EO Section 3. Cybersecurity for the Nation
The Executive Order recognizes the importance of cooperation of international partners, as well as the growth and sustainability of the cybersecurity workforce as the foundation for achieving U.S. Government objectives in cyberspace. Section 3 focuses on three main tasks. Specifically, it recognizes the importance of international engagement with allies and other partners to achieve U.S. government international cybersecurity priorities to span investigation, attribution, cyber threat information sharing, response, capacity building, and cooperation. In addition, Section 3 emphasizes the importance of ensuring the Nation has strategic options to deter adversaries and better protect the American people from cyber threats as well as working more strategically with international partners on these issues. This section further prioritizes workforce development to sustain and grow our Nation’s cybersecurity workforce, and to maintain the country’s advantage in national security-related cyber capabilities.
On the international front, State, Treasury, DoD, DOJ, Commerce, DHS and the U.S. Trade Representative, in coordination with ODNI, are working on a joint report on deterrence. In preparation for an international engagement strategy on cybersecurity, State, DoD, Commerce, DHS, Treasury, and DOJ and FBI, have prepared a report on the international priorities of that department.

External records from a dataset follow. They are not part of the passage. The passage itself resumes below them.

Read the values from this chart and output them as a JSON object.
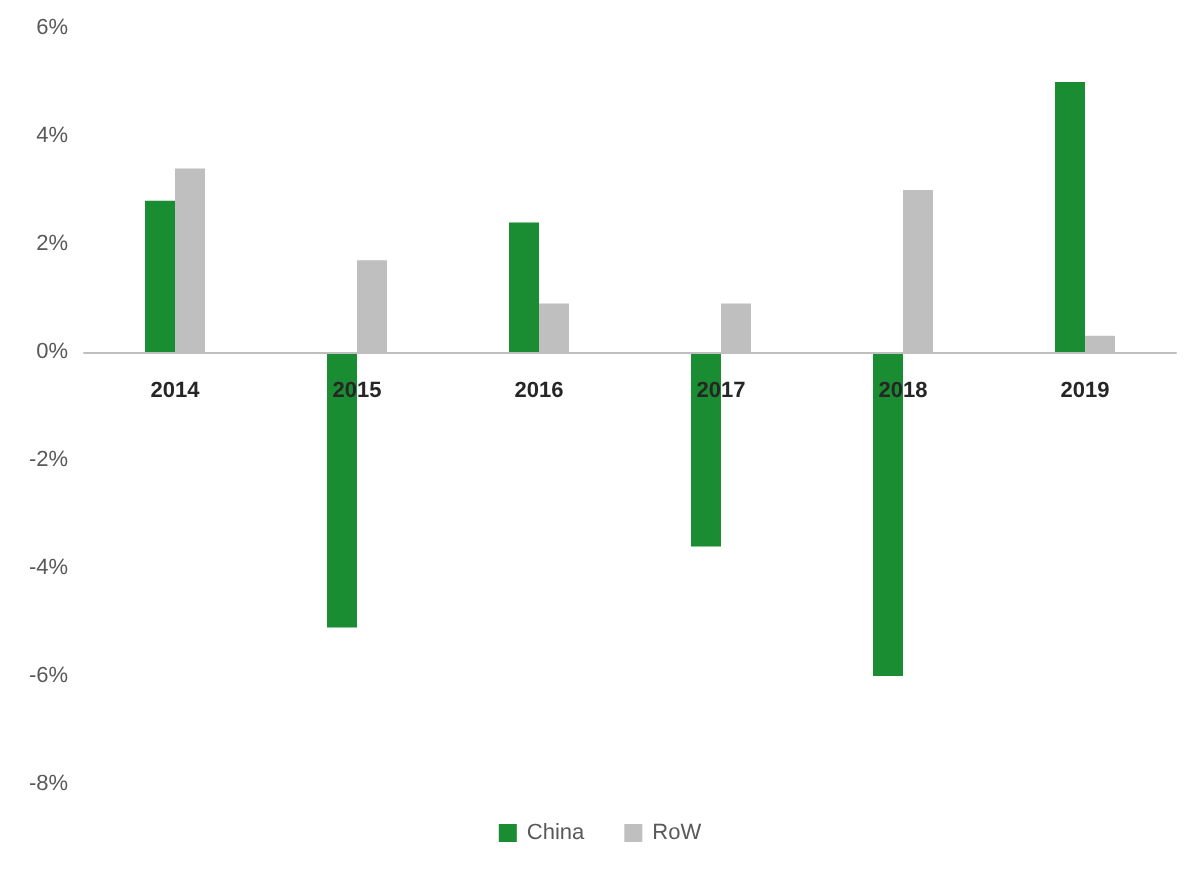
{
  "chart_data": {
    "type": "bar",
    "categories": [
      "2014",
      "2015",
      "2016",
      "2017",
      "2018",
      "2019"
    ],
    "series": [
      {
        "name": "China",
        "color": "#1a8c32",
        "values": [
          2.8,
          -5.1,
          2.4,
          -3.6,
          -6.0,
          5.0
        ]
      },
      {
        "name": "RoW",
        "color": "#bfbfbf",
        "values": [
          3.4,
          1.7,
          0.9,
          0.9,
          3.0,
          0.3
        ]
      }
    ],
    "ylim": [
      -8,
      6
    ],
    "yticks": [
      {
        "value": -8,
        "label": "-8%"
      },
      {
        "value": -6,
        "label": "-6%"
      },
      {
        "value": -4,
        "label": "-4%"
      },
      {
        "value": -2,
        "label": "-2%"
      },
      {
        "value": 0,
        "label": "0%"
      },
      {
        "value": 2,
        "label": "2%"
      },
      {
        "value": 4,
        "label": "4%"
      },
      {
        "value": 6,
        "label": "6%"
      }
    ],
    "grid": false,
    "legend": "bottom"
  }
}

The State Department will now begin work on the new strategy.
On the cyber workforce front, Federal Workforce Development subject matter experts from DHS, Commerce, DoD, the Department of Labor, the Department of Education, and the Office of Personnel Management are working on a joint assessment on how to support the growth and sustainment of the Nation’s cybersecurity workforce.
Stakeholder engagement plays a crucial role in the interagency work. Specific stakeholder engagement efforts to support the growth and sustainment of the Nation’s cybersecurity workforce include:
- NIST has written a Request for Information (RFI) for public comment on developing a report on the cybersecurity workforce. Once the RFI is released, the public will have an opportunity to contribute information for the benefit of the final report.

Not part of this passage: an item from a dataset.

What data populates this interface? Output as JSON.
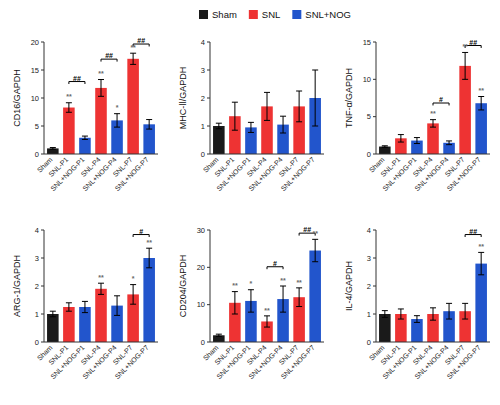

- To gather input for the report, NIST is planning the first public workshop to discuss EO 13800 on August 2, 2017 in Chicago, Ill. A second workshop in August may be held.
Additionally, work is underway by ODNI, in consultation with other agencies, to review and report on workforce development efforts of potential foreign cyber peers to identify foreign workforce development practices likely to affect U.S. cybersecurity competitiveness.